Een driewerf schande!
Vastgesteld kan worden dat de grote namen die destijds aanzaten aan de Ronde Tafel Paleis Soestdijk de grote cultuurhistorische waarde van de buitenplaats Soestdijk niet hebben onderkend. Hoe kan anders verklaard worden dat zij de oorspronkelijk rond 1650 door de Amsterdamse burgemeester Cornelis de Graeff op de grens van Baarn en Soest gebouwde hofstede in handen hebben gegeven van een projectontwikkelaar annex evenementenbureau? Alleen al het feit dat de hofstede in 1674 in eigendom kwam van stadhouder Willem III van Oranje en behoudens de Franse Tijd in Nederland die duurde van 1795 tot 1813 steeds een nauwe relatie heeft onderhouden met de Oranjes, maakt dat de buitenplaats Soestdijk een belangrijk onderdeel is van het nationale cultuurgoed.

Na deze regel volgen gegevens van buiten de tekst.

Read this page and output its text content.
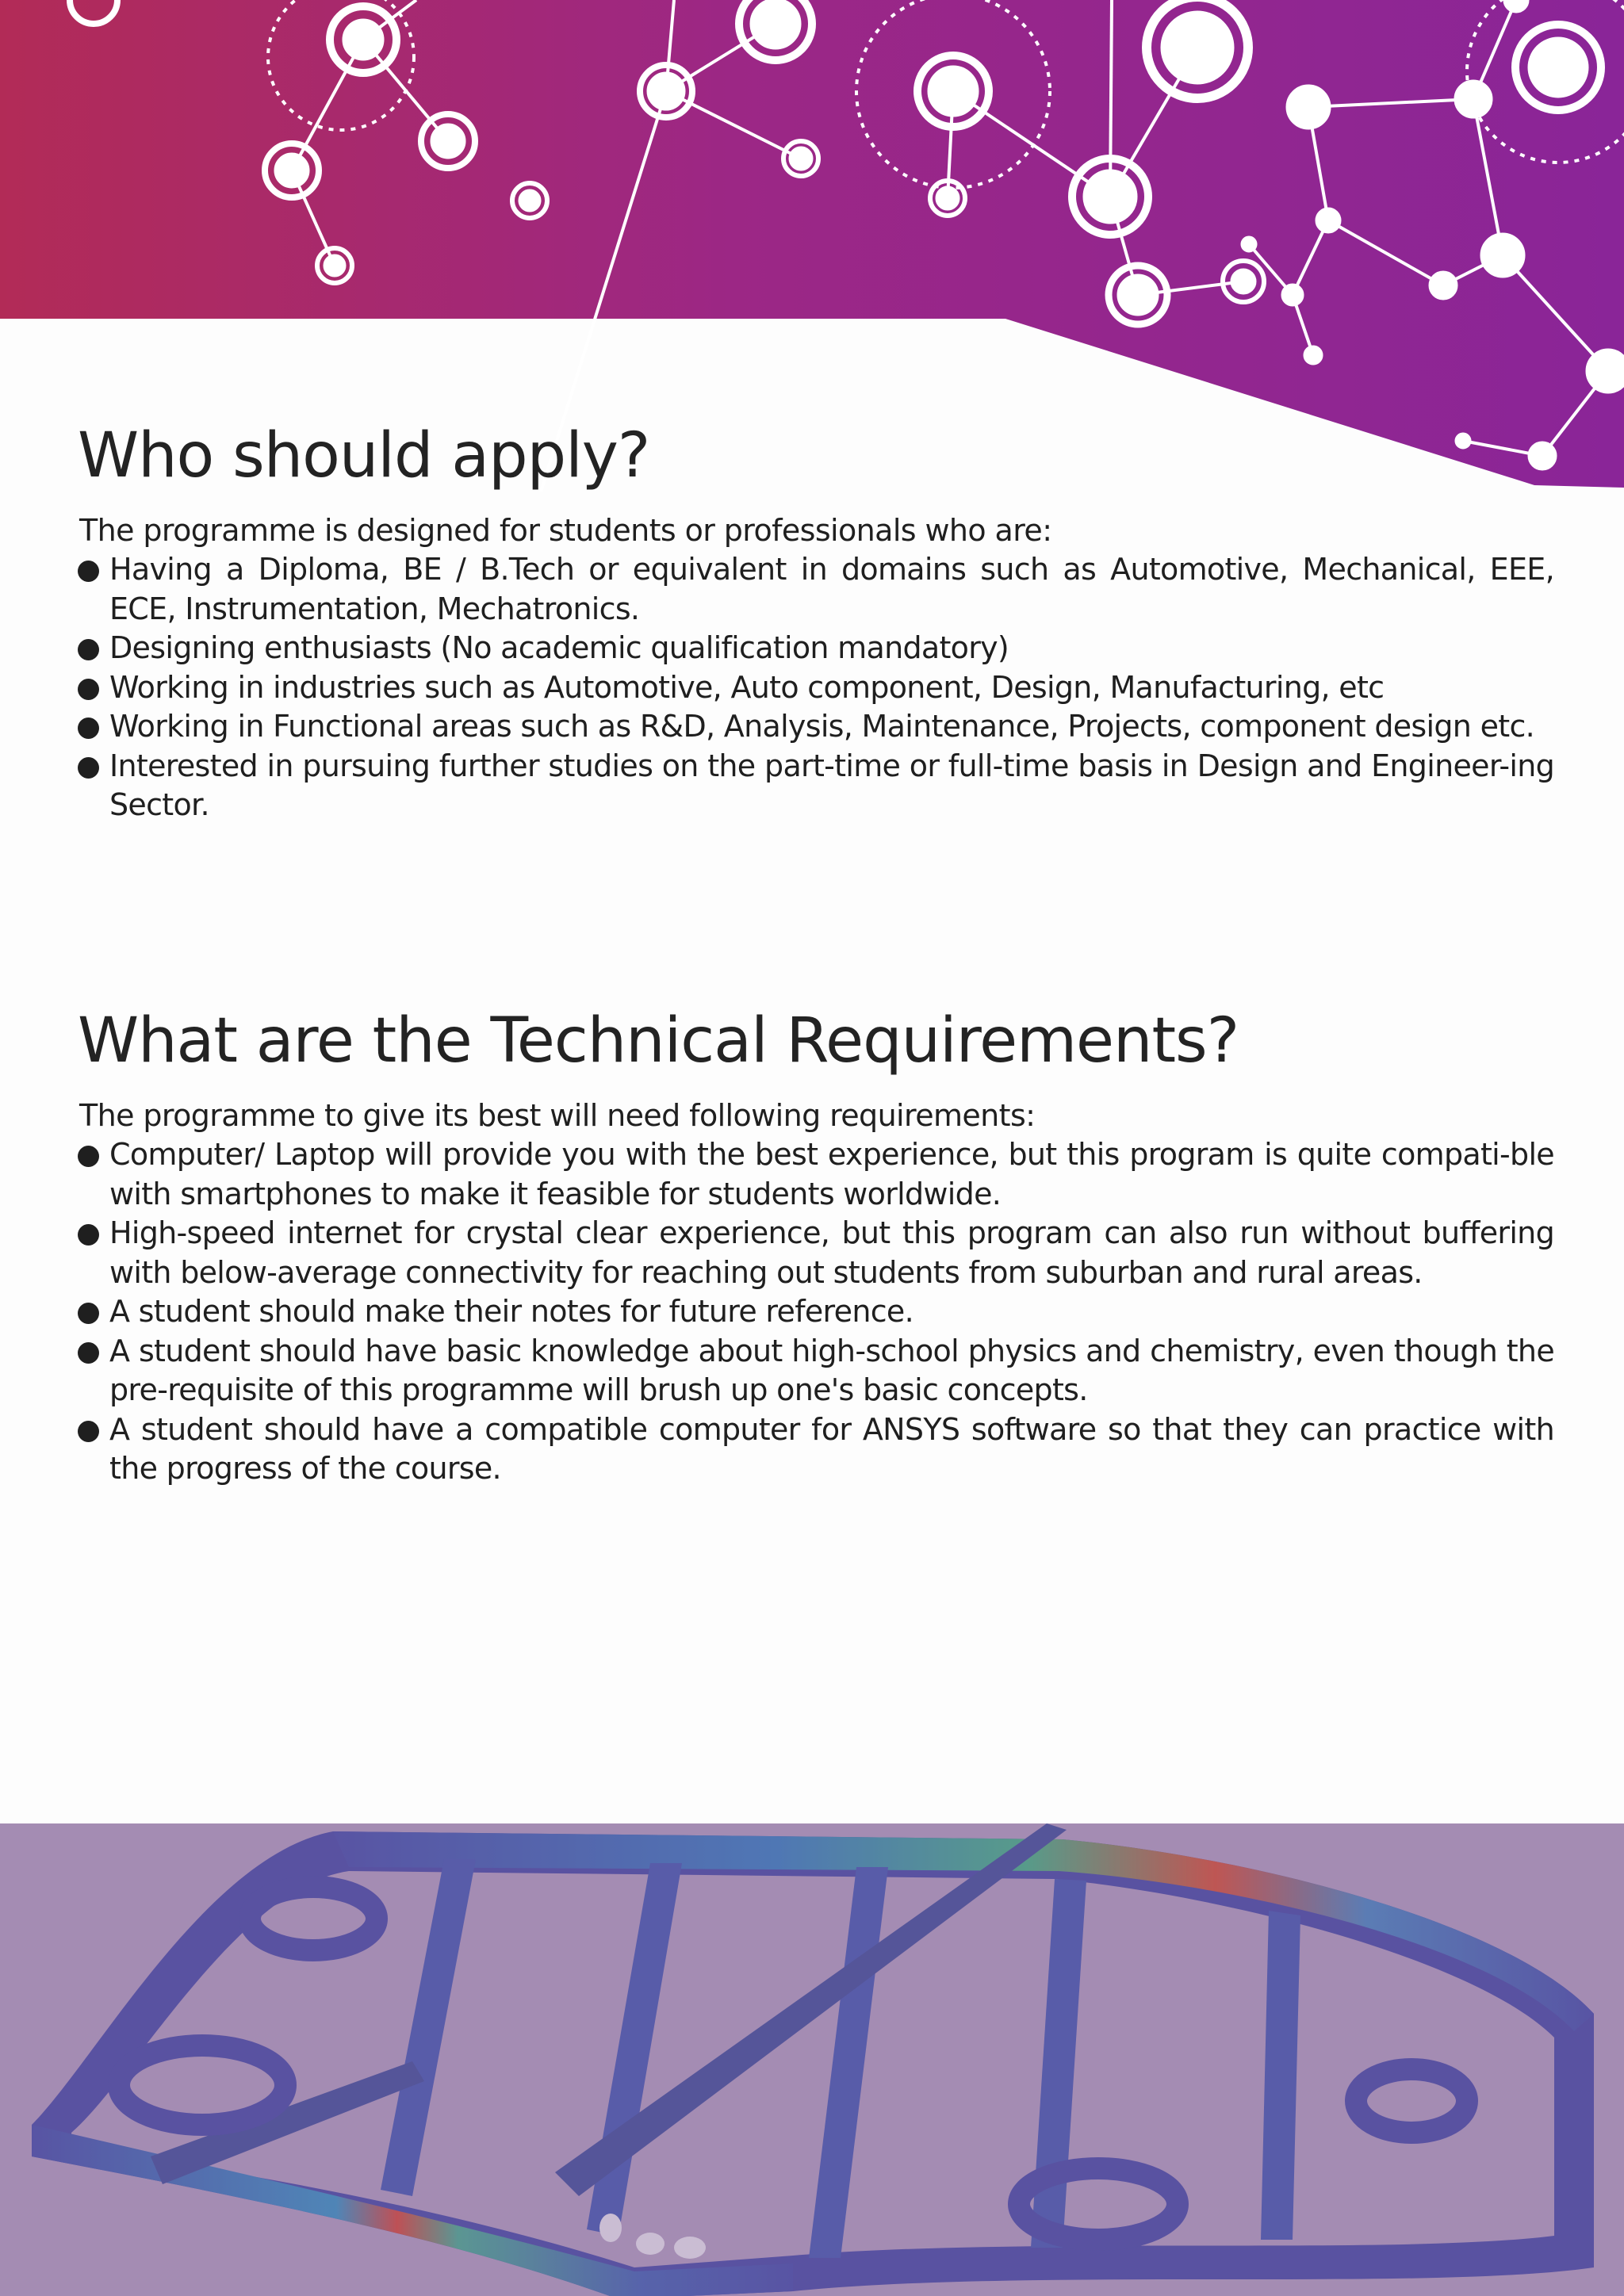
Who should apply?

The programme is designed for students or professionals who are:

Having a Diploma, BE / B.Tech or equivalent in domains such as Automotive, Mechanical, EEE, ECE, Instrumentation, Mechatronics.
Designing enthusiasts (No academic qualification mandatory)
Working in industries such as Automotive, Auto component, Design, Manufacturing, etc
Working in Functional areas such as R&D, Analysis, Maintenance, Projects, component design etc.
Interested in pursuing further studies on the part-time or full-time basis in Design and Engineer-ing Sector.
What are the Technical Requirements?

The programme to give its best will need following requirements:

Computer/ Laptop will provide you with the best experience, but this program is quite compati-ble with smartphones to make it feasible for students worldwide.
High-speed internet for crystal clear experience, but this program can also run without buffering with below-average connectivity for reaching out students from suburban and rural areas.
A student should make their notes for future reference.
A student should have basic knowledge about high-school physics and chemistry, even though the pre-requisite of this programme will brush up one's basic concepts.
A student should have a compatible computer for ANSYS software so that they can practice with the progress of the course.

Daarbij, zou er een land te bedenken zijn dat een voormalig koninklijk paleis zou verpatsen aan een marktpartij?
Al met al is er met het aangepast plan Made by Holland een beschamende toekomst weggelegd voor de eeuwenoude buitenplaats, ook al omdat die gelegen is binnen het Natuurnetwerk Nederland. Een driewerf schande is hier dan ook op zijn plaats!